GSNodeEncoderInputLayer

class graphstorm.model.GSNodeEncoderInputLayer(g, feat_size, embed_size, activation=None, dropout=0.0, use_node_embeddings=False, force_no_embeddings=None, num_ffn_layers_in_input=0, ffn_activation=<function relu>, cache_embed=False, use_wholegraph_sparse_emb=False)

Bases: GSNodeInputLayer

The node encoder input layer for all nodes in a heterogeneous graph.

The input layer adds a linear layer on nodes with node features and the linear layer projects the node features into a specified dimension. It also adds learnable embeddings on nodes that do not have features. Users can add learnable embeddings on the nodes with node features by setting use_node_embeddings to True. In this case, the input layer combines the node features with the learnable embeddings and project them to the specified dimension.

Parameters

g: DistGraph: The input DGL distributed graph.
feat_sizedict of int or dict of FeatureGroupSize: The original feat size of each node type in the format of {str: int}. If a node has multiple feature groups, it is in the format of {str: FeatureGroupSize}
embed_sizeint: The output embedding size.
activationcallable: The activation function applied to the output embeddigns. Default: None.
dropoutfloat: The dropout parameter. Default: 0.
use_node_embeddingsbool: Whether to use learnable embeddings for nodes even when node features are available. Default: False.
force_no_embeddingslist of str: The list node types that are forced to not use learnable embeddings. Default: None.
num_ffn_layers_in_input: int: (Optional) Number of layers of feedforward neural network for each node type in the input layer. Default: 0.
ffn_activationcallable: The activation function for the feedforward neural networks. Default: relu.
cache_embedbool: Whether or not to cache the embeddings. Default: False.
use_wholegraph_sparse_embbool: Whether or not to use WholeGraph to host embeddings for sparse updates. Default: False.

Examples:

from graphstorm import get_node_feat_size
from graphstorm.model import GSgnnNodeModel, GSNodeEncoderInputLayer
from graphstorm.dataloading import GSgnnData

np_data = GSgnnData(...)

model = GSgnnNodeModel(alpha_l2norm=0)
feat_size = get_node_feat_size(np_data.g, "feat")
encoder = GSNodeEncoderInputLayer(g, feat_size,
                                  embed_size=4,
                                  use_node_embeddings=True)
model.set_node_input_encoder(encoder)

forward(input_feats, input_nodes)

Input layer forward computation.

Parameters

input_feats: dict of Tensor: The input features in the format of {ntype: feats}.
input_nodes: dict of Tensor: The input node indexes in the format of {ntype: indexes}.

Returns

embs: dict of Tensor: The projected node embeddings in the format of {ntype: emb}.

require_cache_embed()

Whether to cache the embeddings for inference.

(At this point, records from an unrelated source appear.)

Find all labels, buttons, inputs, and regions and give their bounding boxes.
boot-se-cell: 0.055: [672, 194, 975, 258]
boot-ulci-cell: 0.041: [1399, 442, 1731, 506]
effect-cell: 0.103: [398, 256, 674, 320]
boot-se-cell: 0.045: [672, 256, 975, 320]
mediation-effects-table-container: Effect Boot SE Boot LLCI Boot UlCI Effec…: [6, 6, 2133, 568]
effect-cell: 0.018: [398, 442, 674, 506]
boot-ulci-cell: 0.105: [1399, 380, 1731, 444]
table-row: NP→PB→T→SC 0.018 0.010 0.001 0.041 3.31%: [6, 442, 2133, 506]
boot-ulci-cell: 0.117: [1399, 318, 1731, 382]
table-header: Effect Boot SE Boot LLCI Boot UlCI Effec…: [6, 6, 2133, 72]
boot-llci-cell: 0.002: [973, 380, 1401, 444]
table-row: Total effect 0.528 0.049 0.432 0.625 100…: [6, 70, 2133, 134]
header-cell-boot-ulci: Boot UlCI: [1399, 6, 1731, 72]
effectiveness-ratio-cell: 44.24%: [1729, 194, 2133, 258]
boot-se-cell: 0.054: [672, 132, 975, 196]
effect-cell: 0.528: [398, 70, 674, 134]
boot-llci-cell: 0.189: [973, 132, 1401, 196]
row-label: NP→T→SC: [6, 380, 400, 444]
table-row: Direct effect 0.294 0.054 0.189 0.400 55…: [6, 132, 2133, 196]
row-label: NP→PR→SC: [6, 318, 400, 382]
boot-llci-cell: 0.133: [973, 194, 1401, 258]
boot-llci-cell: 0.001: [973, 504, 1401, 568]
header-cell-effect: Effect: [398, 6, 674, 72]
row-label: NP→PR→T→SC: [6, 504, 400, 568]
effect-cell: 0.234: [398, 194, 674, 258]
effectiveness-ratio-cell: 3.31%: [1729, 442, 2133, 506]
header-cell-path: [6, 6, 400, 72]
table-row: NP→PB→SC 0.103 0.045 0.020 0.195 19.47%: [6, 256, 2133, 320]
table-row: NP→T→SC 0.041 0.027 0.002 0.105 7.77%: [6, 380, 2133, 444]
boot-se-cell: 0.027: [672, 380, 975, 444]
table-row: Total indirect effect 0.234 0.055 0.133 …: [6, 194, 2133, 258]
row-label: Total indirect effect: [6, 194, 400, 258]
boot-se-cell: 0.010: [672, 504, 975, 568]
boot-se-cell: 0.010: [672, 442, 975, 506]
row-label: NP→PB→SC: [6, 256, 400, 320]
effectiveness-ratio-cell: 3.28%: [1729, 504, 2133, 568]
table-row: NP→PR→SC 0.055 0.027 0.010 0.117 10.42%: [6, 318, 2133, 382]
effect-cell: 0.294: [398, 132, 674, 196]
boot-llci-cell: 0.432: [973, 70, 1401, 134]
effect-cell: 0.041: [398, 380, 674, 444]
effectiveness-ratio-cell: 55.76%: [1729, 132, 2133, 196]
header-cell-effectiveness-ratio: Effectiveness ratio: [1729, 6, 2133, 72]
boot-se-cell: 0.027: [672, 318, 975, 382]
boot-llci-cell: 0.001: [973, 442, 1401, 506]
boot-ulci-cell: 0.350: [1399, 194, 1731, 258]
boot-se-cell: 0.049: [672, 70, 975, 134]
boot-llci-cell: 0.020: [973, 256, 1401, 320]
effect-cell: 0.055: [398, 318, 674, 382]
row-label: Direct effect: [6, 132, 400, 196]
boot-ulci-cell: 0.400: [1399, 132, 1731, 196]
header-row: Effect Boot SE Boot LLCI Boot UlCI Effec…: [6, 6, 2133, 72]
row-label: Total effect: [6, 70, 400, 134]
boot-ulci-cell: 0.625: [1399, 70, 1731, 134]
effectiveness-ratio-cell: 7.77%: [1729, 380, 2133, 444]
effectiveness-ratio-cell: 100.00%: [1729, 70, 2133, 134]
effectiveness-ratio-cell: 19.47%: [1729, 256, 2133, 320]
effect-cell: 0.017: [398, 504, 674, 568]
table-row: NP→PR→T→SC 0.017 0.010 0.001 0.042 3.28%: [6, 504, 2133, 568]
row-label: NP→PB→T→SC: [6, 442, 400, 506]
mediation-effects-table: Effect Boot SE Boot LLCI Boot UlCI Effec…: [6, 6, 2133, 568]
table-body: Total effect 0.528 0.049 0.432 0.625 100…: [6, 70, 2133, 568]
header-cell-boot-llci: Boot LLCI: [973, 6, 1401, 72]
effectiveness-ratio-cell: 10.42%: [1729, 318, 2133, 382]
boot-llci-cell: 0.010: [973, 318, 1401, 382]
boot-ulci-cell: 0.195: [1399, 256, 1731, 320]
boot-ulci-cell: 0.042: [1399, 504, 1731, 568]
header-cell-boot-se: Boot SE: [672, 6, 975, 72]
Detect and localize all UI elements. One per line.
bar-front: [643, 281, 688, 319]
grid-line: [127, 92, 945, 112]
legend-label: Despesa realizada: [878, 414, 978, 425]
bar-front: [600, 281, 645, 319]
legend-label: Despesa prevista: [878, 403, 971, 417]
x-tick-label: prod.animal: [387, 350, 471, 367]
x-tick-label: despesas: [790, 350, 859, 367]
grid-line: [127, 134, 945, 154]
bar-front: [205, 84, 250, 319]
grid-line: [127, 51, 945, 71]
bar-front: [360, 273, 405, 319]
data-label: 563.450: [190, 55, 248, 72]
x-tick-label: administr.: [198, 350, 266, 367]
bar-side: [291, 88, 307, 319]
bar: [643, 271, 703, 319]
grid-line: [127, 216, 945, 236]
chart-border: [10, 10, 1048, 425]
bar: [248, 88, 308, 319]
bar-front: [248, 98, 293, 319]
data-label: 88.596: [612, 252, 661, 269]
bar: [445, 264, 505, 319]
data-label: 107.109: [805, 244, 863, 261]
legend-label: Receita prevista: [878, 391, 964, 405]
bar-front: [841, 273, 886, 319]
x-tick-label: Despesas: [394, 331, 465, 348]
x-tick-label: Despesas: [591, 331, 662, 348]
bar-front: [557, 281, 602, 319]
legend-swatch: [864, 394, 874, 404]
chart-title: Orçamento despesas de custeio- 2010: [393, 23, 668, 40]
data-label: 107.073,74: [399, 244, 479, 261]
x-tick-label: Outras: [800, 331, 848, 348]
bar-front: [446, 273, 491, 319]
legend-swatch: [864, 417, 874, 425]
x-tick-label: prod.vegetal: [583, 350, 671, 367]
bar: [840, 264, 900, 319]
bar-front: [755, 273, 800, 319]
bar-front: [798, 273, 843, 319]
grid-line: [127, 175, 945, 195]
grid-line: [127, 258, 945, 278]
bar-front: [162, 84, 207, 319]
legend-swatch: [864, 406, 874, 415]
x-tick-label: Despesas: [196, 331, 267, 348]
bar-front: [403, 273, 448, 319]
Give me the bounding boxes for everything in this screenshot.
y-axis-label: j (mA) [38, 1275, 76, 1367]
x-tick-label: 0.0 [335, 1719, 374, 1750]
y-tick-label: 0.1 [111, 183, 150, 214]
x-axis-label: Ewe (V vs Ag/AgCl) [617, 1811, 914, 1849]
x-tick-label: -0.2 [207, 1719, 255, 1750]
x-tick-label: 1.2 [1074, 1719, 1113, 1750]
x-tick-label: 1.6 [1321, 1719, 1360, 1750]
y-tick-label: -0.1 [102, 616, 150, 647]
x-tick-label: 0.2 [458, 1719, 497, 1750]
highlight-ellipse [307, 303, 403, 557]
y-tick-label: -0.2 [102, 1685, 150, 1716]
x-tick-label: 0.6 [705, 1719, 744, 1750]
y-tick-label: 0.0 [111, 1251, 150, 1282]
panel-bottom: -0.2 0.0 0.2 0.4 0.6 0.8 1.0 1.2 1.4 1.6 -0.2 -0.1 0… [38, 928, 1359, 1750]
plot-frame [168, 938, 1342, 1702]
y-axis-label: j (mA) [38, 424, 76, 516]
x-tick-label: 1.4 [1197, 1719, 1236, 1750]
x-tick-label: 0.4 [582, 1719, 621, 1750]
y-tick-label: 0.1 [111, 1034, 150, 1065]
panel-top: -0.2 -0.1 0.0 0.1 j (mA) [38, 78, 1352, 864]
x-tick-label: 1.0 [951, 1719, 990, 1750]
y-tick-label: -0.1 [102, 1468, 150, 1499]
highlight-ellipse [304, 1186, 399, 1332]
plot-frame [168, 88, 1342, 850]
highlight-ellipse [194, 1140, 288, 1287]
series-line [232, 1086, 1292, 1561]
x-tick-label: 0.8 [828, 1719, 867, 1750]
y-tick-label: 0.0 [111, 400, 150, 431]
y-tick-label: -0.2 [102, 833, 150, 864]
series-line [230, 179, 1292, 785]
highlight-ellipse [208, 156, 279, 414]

If the input layer encoder includes heavy computations, such as BERT computations, it should return True and the inference engine will cache the embeddings from the input layer encoder.

Returns

bool : True if we need to cache the embeddings for inference.

get_sparse_params()

Get the sparse parameters of this input layer.

This function is normally called by optimizers to update sparse model parameters, i.e., learnable node embeddings.

Returns

list of Tensors: the sparse embeddings, or empty list if no sparse parameters.

property in_dims: Return the input feature size, which is given in class initialization.

property out_dims: Return the number of output dimensions, which is given in class initialization.

property use_wholegraph_sparse_emb: Return whether or not to use WholeGraph to host embeddings for sparse updates, which is given in class initialization.